New Jersey Mayor Cory Booker is another example of a straight ally in public service who happens to be black and who happens to share a different opinion on the progress of the Obama Administration on LGBT issues, proving that the black community is not monolithic when it comes to gay rights or the performance of our first African-American President.
Booker recently sat down with The Advocate to discuss his frustration with the lack of progress on gay rights by the Obama Administration and the effects its having on the people of his state. New Jersey is one of a handful of states that offers civil unions for gay couples and is expected to extend full marriage rights in the very near future.
From The Advocate
“I was a huge supporter of Barack Obama and still am, but I think that he needs to take some steps right now, and I think that the more people who are friends of his or associates of him get into his ear about ending ‘don’t ask, don’t tell,’ about repealing DOMA, about creating more inclusive employment discrimination policy, I think that we as a nation can start moving a lot further forward,” said Booker, who co-chaired the Obama campaign in the Garden State last year.

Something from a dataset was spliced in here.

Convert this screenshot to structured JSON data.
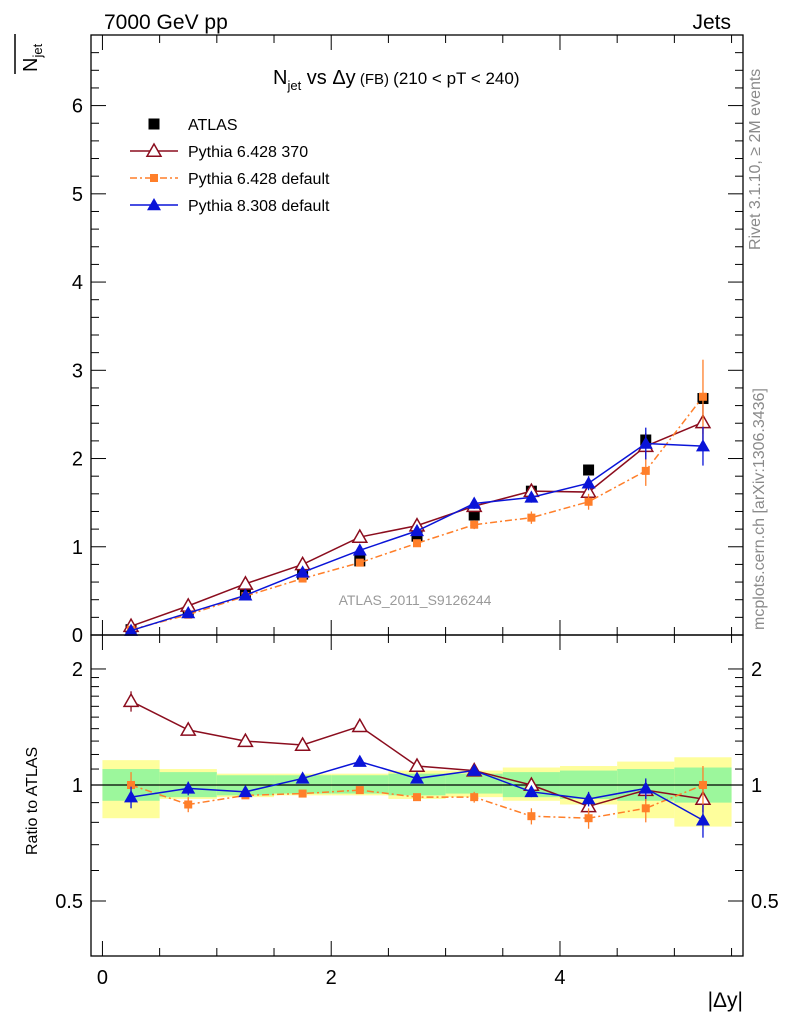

“Unless you can change the federal strategy or focus on these issues, New Jersey residents will face high levels of discrimination in my opinion,” he said.
“I think the Obama administration is in the middle of some of the most important fights in the history of our country,” he said. “They’re eight months into an administration, if that. And I have trouble casting judgment on them feeling a lot of sympathy for what they’re going thorough.
“But that does not mean that I can’t as a citizen of this country be frustrated, impatient to watch what friends of mine who are gay and lesbian go through on a daily basis. That is such an affront to what we claim to be as a nation, and so having come from a group of Americans that’s been historically discriminated against, there’s no time but now to do certain things,” said Booker.
Booker, widely recognized for a commitment to revitalize his city, which sits eight miles west of Manhattan, devoted much discussion to his efforts to improve what he called a “very difficult reality” for LGBT residents in Newark. The predominantly African-American and Latino city was the site of the 2003 murder of Sakia Gunn, a 15-year-old African-American lesbian who was stabbed after she refused the proposition of two men in 2003.
The first-term mayor enumerated his efforts since taking office in 2006, particularly to help LGBT youths of color. His administration was the first to fly a gay pride flag in Newark, and he recently established a commission that will advise him on LGBT issues.